Andy Watt, head of service delivery for the north of Scotland, said: “We plan for a very busy night and from year to year there are fluctuations but it is always our busiest night of the year.
“It is very hard to say why the numbers went up this year.
“It has been a very difficult year for everybody and I don’t know whether that has contributed to the stats from Bonfire night or not.
“We work locally with local authorities and other partner agencies in the run-up to Bonfire night to identify unlicensed bonfires and the like and work to encourage people towards organised events and to mitigate the impact of bonfire night.
“Possibly the cancellation of events has had a knock-on effect.
“That may well have played a part but it is very hard to put your finger on exactly what the reason was but I think there was perhaps a number of things that played into it.”

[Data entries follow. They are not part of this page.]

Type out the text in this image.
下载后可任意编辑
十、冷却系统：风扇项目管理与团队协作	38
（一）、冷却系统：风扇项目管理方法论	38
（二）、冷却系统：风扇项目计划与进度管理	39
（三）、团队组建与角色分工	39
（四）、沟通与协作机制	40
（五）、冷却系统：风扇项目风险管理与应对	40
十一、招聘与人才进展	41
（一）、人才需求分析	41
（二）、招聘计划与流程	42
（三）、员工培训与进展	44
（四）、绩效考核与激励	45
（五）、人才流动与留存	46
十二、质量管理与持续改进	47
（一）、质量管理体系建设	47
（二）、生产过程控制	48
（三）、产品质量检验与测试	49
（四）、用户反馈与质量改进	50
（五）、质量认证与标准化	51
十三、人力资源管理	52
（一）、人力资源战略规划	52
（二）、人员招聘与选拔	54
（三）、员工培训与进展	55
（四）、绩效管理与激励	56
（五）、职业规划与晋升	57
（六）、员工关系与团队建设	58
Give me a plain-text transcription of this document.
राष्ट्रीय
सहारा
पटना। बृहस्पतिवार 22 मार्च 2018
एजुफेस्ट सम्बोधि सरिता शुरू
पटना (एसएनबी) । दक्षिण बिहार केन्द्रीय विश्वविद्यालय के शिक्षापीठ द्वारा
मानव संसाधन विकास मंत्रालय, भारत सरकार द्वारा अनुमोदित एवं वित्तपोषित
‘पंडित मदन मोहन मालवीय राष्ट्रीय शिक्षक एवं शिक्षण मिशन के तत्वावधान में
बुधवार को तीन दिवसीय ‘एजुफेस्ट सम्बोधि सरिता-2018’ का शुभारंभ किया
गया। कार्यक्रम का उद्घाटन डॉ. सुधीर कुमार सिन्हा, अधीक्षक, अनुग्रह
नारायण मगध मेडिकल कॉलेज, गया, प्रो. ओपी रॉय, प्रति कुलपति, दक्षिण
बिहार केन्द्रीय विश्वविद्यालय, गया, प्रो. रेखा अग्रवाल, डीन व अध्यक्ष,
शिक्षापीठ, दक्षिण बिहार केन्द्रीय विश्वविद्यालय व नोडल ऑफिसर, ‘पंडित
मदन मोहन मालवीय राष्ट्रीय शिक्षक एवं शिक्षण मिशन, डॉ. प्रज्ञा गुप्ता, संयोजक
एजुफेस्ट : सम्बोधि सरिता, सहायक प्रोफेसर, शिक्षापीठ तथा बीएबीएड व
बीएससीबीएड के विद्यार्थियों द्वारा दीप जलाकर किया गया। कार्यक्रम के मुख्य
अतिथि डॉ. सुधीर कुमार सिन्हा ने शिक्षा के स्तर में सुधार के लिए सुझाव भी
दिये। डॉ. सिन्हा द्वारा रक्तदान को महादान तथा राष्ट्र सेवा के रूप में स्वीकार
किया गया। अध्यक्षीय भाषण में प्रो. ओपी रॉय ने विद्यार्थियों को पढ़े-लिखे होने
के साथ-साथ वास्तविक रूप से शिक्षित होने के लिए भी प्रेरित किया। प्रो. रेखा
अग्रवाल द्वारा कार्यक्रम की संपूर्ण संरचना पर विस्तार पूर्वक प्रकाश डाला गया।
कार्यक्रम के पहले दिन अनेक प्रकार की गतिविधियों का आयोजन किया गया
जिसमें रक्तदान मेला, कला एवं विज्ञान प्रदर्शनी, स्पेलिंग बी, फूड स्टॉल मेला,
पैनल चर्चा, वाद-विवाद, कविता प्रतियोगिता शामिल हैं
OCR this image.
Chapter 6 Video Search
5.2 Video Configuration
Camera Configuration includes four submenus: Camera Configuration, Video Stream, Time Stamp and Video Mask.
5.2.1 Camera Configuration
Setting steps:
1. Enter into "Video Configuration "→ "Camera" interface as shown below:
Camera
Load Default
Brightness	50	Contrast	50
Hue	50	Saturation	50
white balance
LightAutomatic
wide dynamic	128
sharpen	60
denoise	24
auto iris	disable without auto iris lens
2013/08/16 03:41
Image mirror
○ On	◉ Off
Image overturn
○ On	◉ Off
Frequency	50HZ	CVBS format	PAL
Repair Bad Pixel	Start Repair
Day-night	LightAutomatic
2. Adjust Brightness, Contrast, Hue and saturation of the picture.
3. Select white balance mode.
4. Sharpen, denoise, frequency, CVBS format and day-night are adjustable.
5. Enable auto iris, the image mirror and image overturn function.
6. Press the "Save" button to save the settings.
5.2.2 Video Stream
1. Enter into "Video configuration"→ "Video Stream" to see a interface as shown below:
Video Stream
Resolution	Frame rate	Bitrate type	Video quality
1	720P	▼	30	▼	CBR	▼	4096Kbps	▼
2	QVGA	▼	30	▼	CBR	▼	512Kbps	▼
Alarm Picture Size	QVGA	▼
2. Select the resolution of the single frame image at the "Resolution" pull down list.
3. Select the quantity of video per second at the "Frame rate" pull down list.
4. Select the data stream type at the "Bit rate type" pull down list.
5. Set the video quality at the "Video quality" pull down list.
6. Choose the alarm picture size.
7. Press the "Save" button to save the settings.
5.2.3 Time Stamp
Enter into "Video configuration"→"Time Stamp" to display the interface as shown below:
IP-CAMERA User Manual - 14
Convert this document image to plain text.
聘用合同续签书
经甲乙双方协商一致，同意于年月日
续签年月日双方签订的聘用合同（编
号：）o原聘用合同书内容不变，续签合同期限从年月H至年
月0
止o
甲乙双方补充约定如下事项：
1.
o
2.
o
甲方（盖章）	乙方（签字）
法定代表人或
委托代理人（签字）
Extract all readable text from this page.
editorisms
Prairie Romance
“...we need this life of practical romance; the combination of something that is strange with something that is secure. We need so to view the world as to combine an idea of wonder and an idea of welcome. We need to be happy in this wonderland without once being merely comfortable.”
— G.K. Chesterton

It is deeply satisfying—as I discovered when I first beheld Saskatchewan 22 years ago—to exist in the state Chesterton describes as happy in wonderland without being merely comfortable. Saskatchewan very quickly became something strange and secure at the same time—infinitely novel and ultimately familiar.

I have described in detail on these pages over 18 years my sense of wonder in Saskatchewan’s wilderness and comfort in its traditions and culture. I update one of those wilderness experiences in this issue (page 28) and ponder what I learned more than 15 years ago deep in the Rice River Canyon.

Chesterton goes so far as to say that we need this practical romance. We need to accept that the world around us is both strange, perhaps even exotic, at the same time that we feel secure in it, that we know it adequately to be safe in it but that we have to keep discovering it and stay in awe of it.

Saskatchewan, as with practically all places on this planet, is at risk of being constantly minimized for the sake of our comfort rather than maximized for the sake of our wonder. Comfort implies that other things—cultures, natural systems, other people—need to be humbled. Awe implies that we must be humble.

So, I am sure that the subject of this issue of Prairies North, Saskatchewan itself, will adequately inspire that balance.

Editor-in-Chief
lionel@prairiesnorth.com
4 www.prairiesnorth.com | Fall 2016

A full debrief will now take place to discover if any lessons can be learnt for next year, with Mr Watt adding: “I would like to encourage people to be vigilant across the weekend and coming days because I know that people will still be wanting to use fireworks and I would ask them to follow our advice, follow the firework code and don’t take any risks at all.
“Look after yourselves when using fireworks.
“It is unacceptable that emergency workers are attacked in the course of their work trying to protect the public.
“Our crews, officers and operational control staff were exceptional and displayed incredible dedication and professionalism in how they dealt with the high volume of incidents.”